The onset of the southwest monsoon was about a week ahead of schedule. By June 13, northern India, too, recorded rains. As such, most cultivable regions across the country were covered. Cotton, maize, groundnut, soybean and cereals are the key kharif crops, and farmers have already started sowing these in Gujarat, Maharashtra, Andhra Pradesh and Madhya Pradesh.
India's overall seeds industry is estimated at about Rs 7,500 crore. It is expected this would grow at about 15 per cent a year.
"With the progress of the monsoon, we expect sowing activity to pick up during July. This may boost the demand for seeds. Last year, it was pretty dull, owing to delayed and insufficient rains in key growing regions," said Hasmukh Dabhi from Bhartiya Kisan Sangh.
"Early sowing has cleared most of the cotton seed inventory. Cotton seed demand is robust in parts of Gujarat and Andhra Pradesh. There is a possible rise in the demand for maize seeds as well," said the NSAI official.
Sources said farmers in states such as Maharashtra, Karnataka and Andhra Pradesh were increasingly adopting maize cultivation. "This year, there would be a rise of at least five to seven per cent in the demand for maize seeds, owing to the favourable monsoon. Last year, the prices were good; this year, too, these are likely to remain upbeat," said a Bangalore-based person involved in the seeds business.
"Other crops, such as soybean and paddy, would also see a rise. This year, there is increased inclination towards hybrid paddy. The demand for seeds has grown. However, we have not seen 100 per cent widespread rains. Parts of Maharashtra haven't received rains yet," said Sameer Mulay of Ajeet Seeds.
Last year, Indian seed companies had sold about 42 million packets (of 450 g each) of cotton seeds.

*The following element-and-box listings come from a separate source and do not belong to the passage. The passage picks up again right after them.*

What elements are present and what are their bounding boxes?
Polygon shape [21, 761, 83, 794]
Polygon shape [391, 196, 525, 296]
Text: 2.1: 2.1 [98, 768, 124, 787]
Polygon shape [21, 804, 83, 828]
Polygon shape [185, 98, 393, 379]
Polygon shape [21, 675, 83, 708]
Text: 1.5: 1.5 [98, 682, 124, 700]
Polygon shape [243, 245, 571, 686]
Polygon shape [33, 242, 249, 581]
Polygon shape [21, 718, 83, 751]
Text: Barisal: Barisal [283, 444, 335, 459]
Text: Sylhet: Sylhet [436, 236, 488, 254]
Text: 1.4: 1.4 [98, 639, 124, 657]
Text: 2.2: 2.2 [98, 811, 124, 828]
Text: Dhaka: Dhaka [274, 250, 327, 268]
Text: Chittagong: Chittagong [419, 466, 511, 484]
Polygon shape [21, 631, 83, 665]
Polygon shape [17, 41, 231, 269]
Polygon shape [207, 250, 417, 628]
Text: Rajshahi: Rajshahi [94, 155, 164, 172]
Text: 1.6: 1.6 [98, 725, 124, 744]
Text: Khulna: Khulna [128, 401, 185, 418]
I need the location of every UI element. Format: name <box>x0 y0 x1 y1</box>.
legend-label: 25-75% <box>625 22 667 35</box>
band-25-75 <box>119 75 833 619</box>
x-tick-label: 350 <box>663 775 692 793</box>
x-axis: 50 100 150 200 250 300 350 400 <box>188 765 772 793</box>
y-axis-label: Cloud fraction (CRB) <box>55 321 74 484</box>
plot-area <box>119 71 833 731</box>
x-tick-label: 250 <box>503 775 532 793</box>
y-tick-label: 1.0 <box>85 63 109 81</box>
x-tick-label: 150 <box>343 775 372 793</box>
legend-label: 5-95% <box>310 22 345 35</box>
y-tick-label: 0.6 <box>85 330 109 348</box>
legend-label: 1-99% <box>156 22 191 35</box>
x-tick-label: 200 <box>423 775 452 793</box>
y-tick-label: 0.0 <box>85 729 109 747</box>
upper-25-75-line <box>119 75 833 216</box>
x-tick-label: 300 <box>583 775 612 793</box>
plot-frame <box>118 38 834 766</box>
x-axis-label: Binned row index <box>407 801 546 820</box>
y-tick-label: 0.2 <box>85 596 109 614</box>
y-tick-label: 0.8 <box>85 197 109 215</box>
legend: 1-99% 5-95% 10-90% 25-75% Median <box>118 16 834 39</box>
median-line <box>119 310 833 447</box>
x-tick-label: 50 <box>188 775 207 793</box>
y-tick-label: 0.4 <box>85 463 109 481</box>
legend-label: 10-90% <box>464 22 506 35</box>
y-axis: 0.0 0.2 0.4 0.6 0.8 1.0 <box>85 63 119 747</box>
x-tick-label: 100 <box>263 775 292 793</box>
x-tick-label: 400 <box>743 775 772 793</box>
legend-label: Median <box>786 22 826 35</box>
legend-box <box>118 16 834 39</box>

"Sowing has not yet picked up in many parts of the cotton-growing regions of Gujarat and Maharashtra. The season has just begun; we expect the demand for cotton seeds to meet the demand seen last year," said a senior official at a leading BT cotton seeds company.
In Gujarat, one of the largest cotton-growing states, cotton sowing was carried out on 5,02,000 hectares during June 1-17, a 107 per cent rise compared to the year-ago period. During the same period, groundnut sowing rose 218 per cent to 3,99,200 hectares, against 1,25,400 hectares in the corresponding period last year.